There are two kinds of coffee beans, robusta and arabica, and two main coffee cultivation systems, sun-grown and shade-grown. Arabica loves the shade and robusta needs the sun. That means that if you are drinking coffee made from arabica beans, you are most likely drinking shade-grown coffee—whether it is advertised that way or not.
Coffee plants naturally grow under the shade of a full forest canopy. Until the 1970s, cultivators largely let coffee grow as part of this larger ecosystem.
Out of the desire to decrease growing times and increase yields and profits, coffee producers began clearcutting for coffee plantations and growing coffee plants in neat rows in direct sun. In this quest, the sun-grown coffee industry deforested 2.5 million acres in Central America. Many organisms experience habitat loss due to widespread deforestation (especially migratory birds), but deforestation also contaminates waterways and expedites natural soil erosion.

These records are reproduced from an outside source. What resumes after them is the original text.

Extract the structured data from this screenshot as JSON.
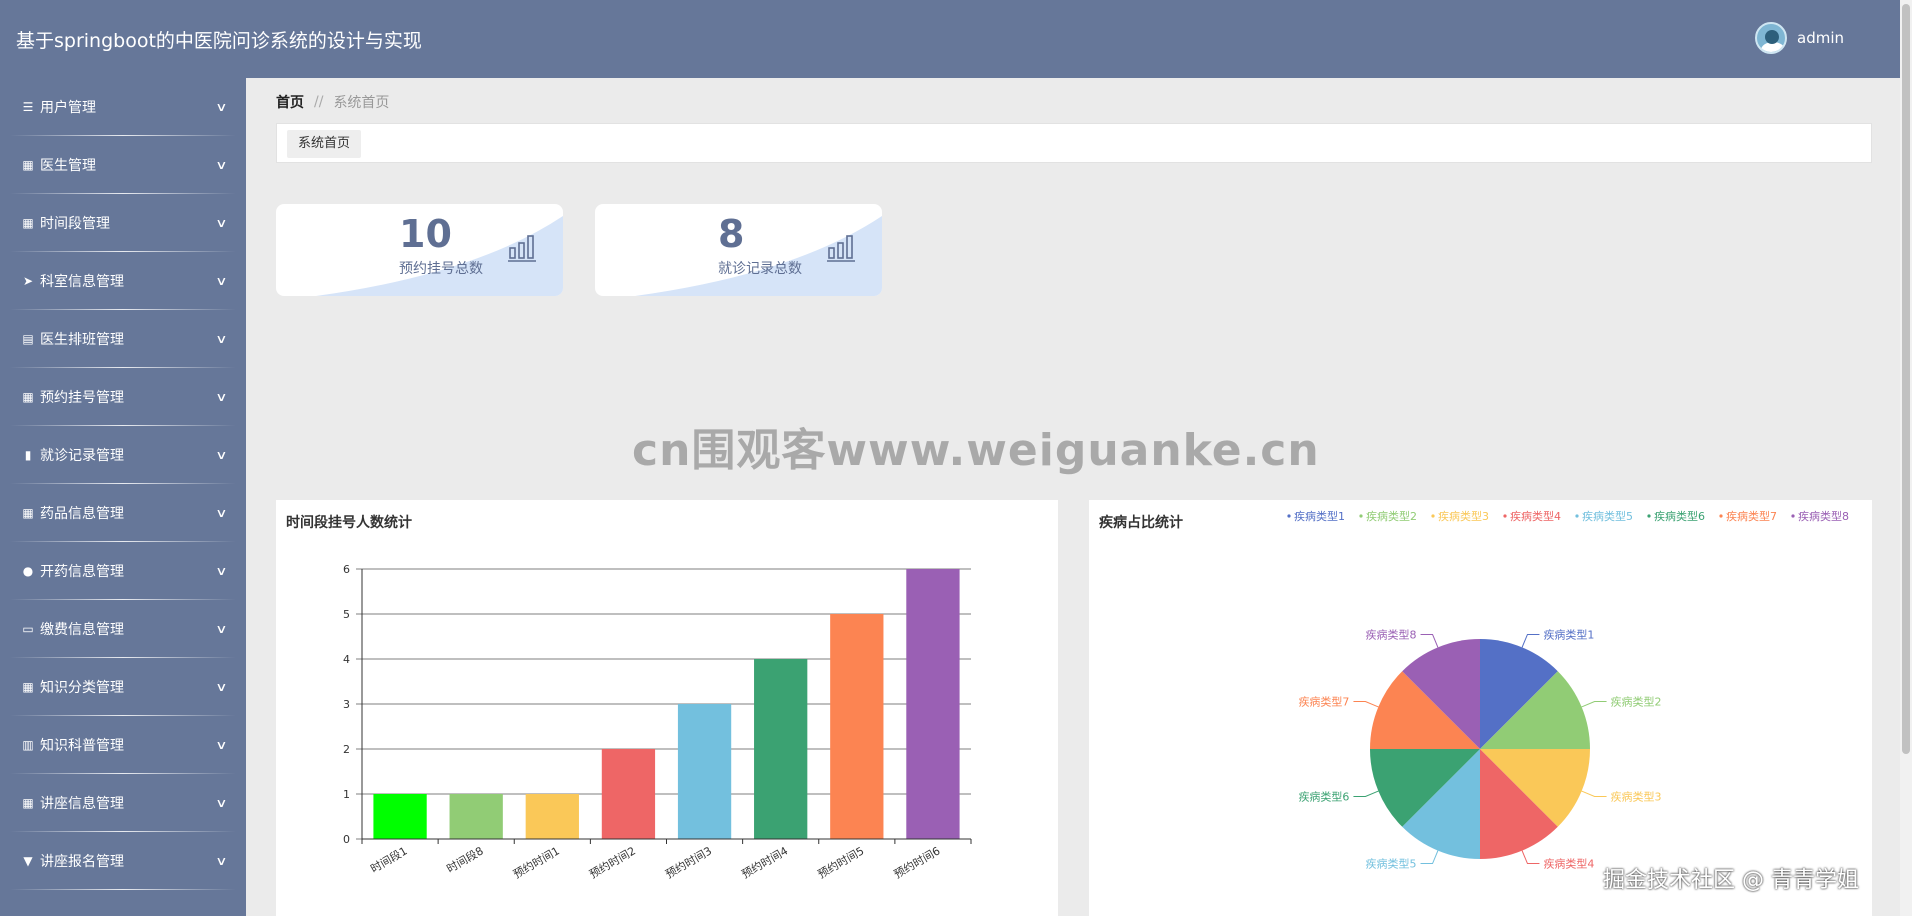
{
  "app_title": "基于springboot的中医院问诊系统的设计与实现",
  "user": {
    "name": "admin"
  },
  "sidebar": {
    "items": [
      {
        "label": "用户管理",
        "icon": "list-icon"
      },
      {
        "label": "医生管理",
        "icon": "grid-icon"
      },
      {
        "label": "时间段管理",
        "icon": "grid-icon"
      },
      {
        "label": "科室信息管理",
        "icon": "paper-plane-icon"
      },
      {
        "label": "医生排班管理",
        "icon": "clipboard-icon"
      },
      {
        "label": "预约挂号管理",
        "icon": "grid-icon"
      },
      {
        "label": "就诊记录管理",
        "icon": "bar-chart-icon"
      },
      {
        "label": "药品信息管理",
        "icon": "grid-icon"
      },
      {
        "label": "开药信息管理",
        "icon": "user-icon"
      },
      {
        "label": "缴费信息管理",
        "icon": "monitor-icon"
      },
      {
        "label": "知识分类管理",
        "icon": "grid-icon"
      },
      {
        "label": "知识科普管理",
        "icon": "book-icon"
      },
      {
        "label": "讲座信息管理",
        "icon": "grid-icon"
      },
      {
        "label": "讲座报名管理",
        "icon": "pin-icon"
      }
    ]
  },
  "breadcrumb": {
    "home": "首页",
    "separator": "//",
    "current": "系统首页"
  },
  "tabs": [
    {
      "label": "系统首页"
    }
  ],
  "stats": [
    {
      "value": "10",
      "label": "预约挂号总数"
    },
    {
      "value": "8",
      "label": "就诊记录总数"
    }
  ],
  "watermark": "cn围观客www.weiguanke.cn",
  "corner_watermark": "掘金技术社区 @ 青青学姐",
  "colors": {
    "header": "#667799",
    "sidebar": "#667799",
    "stat_text": "#5f6f93"
  },
  "chart_data": [
    {
      "type": "bar",
      "title": "时间段挂号人数统计",
      "categories": [
        "时间段1",
        "时间段8",
        "预约时间1",
        "预约时间2",
        "预约时间3",
        "预约时间4",
        "预约时间5",
        "预约时间6"
      ],
      "values": [
        1,
        1,
        1,
        2,
        3,
        4,
        5,
        6
      ],
      "colors": [
        "#00ff00",
        "#91cc75",
        "#fac858",
        "#ee6666",
        "#73c0de",
        "#3ba272",
        "#fc8452",
        "#9a60b4"
      ],
      "ylim": [
        0,
        6
      ],
      "yticks": [
        "0",
        "1",
        "2",
        "3",
        "4",
        "5",
        "6"
      ],
      "grid": true
    },
    {
      "type": "pie",
      "title": "疾病占比统计",
      "labels": [
        "疾病类型1",
        "疾病类型2",
        "疾病类型3",
        "疾病类型4",
        "疾病类型5",
        "疾病类型6",
        "疾病类型7",
        "疾病类型8"
      ],
      "values": [
        1,
        1,
        1,
        1,
        1,
        1,
        1,
        1
      ],
      "colors": [
        "#5470c6",
        "#91cc75",
        "#fac858",
        "#ee6666",
        "#73c0de",
        "#3ba272",
        "#fc8452",
        "#9a60b4"
      ],
      "legend_position": "top-right"
    }
  ]
}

Absent the natural protection of the canopy and the diversity of life teeming underneath, farmers must introduce chemical pesticides and fertilizers to ward off plant disease and create growing conditions. Relying on these chemicals damages the soil, contaminates the groundwater, and causes illness in exposed humans and animals. The robusta beans that are cultivated in this way are also lower quality than their shade-grown, arabica counterparts. Exposure to full sun stresses these already vulnerable monocrops, and the faster growing times that makes robusta beans easier to produce is a double-edged sword. Because the beans grow faster in the sun, they also don’t develop the density and complexity that characterize arabica beans, which grow more slowly at higher elevations and in cooler temperatures.

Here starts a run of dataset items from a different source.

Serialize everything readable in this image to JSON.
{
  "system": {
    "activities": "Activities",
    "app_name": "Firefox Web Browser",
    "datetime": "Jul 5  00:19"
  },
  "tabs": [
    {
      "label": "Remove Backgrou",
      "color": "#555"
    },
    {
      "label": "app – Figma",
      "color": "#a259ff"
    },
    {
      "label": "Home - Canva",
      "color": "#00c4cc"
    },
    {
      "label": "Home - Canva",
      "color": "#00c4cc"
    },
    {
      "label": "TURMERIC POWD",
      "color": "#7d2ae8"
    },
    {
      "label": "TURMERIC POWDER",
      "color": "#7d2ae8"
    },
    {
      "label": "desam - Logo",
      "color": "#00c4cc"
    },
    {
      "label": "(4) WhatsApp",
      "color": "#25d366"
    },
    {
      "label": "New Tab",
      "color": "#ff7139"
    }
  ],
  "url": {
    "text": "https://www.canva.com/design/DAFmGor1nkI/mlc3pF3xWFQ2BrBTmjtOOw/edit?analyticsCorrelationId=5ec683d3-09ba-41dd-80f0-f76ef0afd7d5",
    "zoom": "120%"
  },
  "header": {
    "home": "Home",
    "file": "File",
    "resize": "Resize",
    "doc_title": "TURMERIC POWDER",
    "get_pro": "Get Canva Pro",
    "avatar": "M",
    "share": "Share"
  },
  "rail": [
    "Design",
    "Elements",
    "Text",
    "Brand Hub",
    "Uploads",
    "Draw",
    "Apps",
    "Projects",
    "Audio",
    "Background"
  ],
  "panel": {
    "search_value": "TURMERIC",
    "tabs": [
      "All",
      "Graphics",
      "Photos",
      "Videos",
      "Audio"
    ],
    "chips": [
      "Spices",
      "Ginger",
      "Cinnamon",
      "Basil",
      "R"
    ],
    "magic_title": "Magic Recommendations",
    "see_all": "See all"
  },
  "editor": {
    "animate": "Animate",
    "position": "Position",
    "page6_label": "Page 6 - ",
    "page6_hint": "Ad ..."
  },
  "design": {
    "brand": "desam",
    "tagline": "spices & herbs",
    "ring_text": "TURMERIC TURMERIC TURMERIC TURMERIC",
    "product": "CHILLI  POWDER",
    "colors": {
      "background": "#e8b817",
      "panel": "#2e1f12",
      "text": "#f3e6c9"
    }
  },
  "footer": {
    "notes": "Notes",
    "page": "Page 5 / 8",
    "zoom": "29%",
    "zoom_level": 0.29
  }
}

Increasingly farmers are returning to traditional, shade-grown farming methods, because beans cultivated in that manner can be sold for higher prices to more discerning buyers. Unfortunately, that doesn’t mean that coffee plantations are a thing of the past. Of the coffee sold in stores in the US, 75% is still made from sun-grown beans, and the US leads the world in global coffee consumption.

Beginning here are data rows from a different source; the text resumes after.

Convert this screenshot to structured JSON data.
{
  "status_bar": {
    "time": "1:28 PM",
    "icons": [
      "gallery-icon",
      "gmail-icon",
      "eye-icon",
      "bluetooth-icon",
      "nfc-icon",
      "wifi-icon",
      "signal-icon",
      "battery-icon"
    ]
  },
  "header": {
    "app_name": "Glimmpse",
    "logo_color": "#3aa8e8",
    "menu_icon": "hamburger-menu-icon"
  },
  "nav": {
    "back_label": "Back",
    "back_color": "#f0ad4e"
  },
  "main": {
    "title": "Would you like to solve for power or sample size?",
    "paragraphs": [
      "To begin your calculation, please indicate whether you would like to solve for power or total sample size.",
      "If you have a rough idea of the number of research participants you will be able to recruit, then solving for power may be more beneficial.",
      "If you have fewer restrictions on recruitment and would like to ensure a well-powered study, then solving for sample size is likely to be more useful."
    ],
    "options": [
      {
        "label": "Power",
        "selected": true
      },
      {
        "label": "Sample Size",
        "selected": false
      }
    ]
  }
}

One of the most important choices you can make as a conscious consumer in the coffee aisle is to select brands that only roast shade-grown beans. By doing so, you are protecting the people and the planet that make your coffee possible and you’re getting a tastier cup of coffee along the way.
In addition to looking for signs that your coffee is shade-grown, you should also scope out fair trade certified products when you shop. Corporate greenwashing trends have made it really hard for consumers to trust “fair trade” labels. At the Co-op, we take out the guesswork. You can expect to see this logo on coffee packaging:
The fair trade certified seal means that the coffee producer was held to the most rigorous social, environmental, and economic standards. The coffee you are about to drink was cultivated under safe working conditions that protected the environment and the beans were sold for a fair price that allows their farmer to sustain a livelihood.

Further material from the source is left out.